Ao instituir os Mistérios Luminosos na oração do Santo Rosário, em 2002, o Papa João Paulo II fez questão de citar o pensamento do mariano Paulo VI: “Sem contemplação, o Rosário é um corpo sem alma e sua oração corre o perigo de converter-se em mecânica repetição de fórmulas e de contradizer a advertência de Jesus”. João Paulo II voltou a citar o antecessor na Carta aos Artistas, ressaltando o carisma de diálogo de Paulo VI: “Compreende-se, assim, porque a Igreja está especialmente interessada no diálogo com a arte e quer que se realize na nossa época uma nova aliança com os artistas, como o dizia o meu venerando predecessor Paulo VI no seu discurso veemente aos artistas, durante um encontro especial na Capela Sistina, a 7 de Maio de 1964. A Igreja espera dessa colaboração uma renovada ‘epifania’ de beleza para o nosso tempo e respostas adequadas às exigências próprias da comunidade cristã”.

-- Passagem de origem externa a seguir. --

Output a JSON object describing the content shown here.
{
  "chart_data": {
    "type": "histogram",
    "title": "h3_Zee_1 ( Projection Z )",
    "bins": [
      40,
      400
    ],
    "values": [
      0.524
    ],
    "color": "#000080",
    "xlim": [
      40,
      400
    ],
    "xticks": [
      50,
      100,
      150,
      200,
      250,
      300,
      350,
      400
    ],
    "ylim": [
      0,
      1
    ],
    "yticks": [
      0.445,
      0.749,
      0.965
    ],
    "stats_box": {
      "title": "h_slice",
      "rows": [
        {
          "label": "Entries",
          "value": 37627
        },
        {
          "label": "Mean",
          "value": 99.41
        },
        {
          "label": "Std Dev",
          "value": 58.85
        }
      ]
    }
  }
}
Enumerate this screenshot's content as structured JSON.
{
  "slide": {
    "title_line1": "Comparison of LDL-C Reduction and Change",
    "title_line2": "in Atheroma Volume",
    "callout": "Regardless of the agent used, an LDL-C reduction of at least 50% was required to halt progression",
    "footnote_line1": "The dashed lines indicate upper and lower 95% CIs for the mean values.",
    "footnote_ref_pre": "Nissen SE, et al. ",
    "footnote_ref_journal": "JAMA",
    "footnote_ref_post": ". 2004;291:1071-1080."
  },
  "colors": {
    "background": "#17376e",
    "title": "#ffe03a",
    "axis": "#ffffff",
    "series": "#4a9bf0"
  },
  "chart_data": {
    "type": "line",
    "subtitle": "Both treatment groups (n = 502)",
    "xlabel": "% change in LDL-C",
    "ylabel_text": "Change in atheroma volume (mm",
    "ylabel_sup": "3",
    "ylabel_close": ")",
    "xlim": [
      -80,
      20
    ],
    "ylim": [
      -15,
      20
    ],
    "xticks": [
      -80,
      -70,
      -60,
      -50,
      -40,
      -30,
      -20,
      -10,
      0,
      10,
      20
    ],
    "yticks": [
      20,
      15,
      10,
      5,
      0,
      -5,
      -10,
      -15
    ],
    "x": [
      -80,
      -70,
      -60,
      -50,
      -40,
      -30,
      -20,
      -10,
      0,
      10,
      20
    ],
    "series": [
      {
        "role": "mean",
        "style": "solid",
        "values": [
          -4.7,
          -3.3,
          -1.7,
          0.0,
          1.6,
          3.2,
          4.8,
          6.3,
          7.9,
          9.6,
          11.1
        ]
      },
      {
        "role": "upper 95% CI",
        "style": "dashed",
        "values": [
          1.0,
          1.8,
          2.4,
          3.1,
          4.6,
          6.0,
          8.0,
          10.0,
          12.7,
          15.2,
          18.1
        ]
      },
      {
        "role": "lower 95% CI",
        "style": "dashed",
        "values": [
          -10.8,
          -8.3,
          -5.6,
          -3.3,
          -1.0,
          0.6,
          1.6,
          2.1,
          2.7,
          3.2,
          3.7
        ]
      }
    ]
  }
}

Num discurso às missões especiais, em setembro de 1978, o Papa João Paulo I, também ressaltou o caráter missionário do pontificado de Paulo VI. “O que nos alegra é, aos nossos olhos, o atrativo permanente e fascinador que o Evangelho e as coisas de Deus conservam no universo em que vivemos: esse atrativo manifesta a estima e a confiança que os povos quase todos mantêm para com a Igreja e a Santa Sé. Deve acrescentar-se que a ação dos últimos Papas, em especial do nosso venerado Predecessor Paulo VI, contribuiu muito para tal irradiação internacional”, afirmou.

Gestos de Paulo VI

Tirou a tiara papal para mostrar ao mundo que a autoridade do Papa não está vinculada a um poder temporal e humano. Ele queria que fosse vendida, e a receita, dada aos pobres. A tiara foi para um museu, e o valor arrecadado foi doado a Madre Tereza de Calcutá, durante uma viagem apostólica à Índia;

Aboliu o tribunal pontifício, reformou a Cúria e prosseguiu o diálogo com os ortodoxos, inaugurado pelo Papa João XXIII;

Dizia-se ser um Papa indeciso. Na verdade, sua vontade era de aprofundar. Queria ouvir as diferentes vozes, aprofundar os argumentos dos outros e, então, decidir;

Rico em espiritualidade, aguçado nas análises, genial em encontrar soluções, sensível às expectativas do povo da época.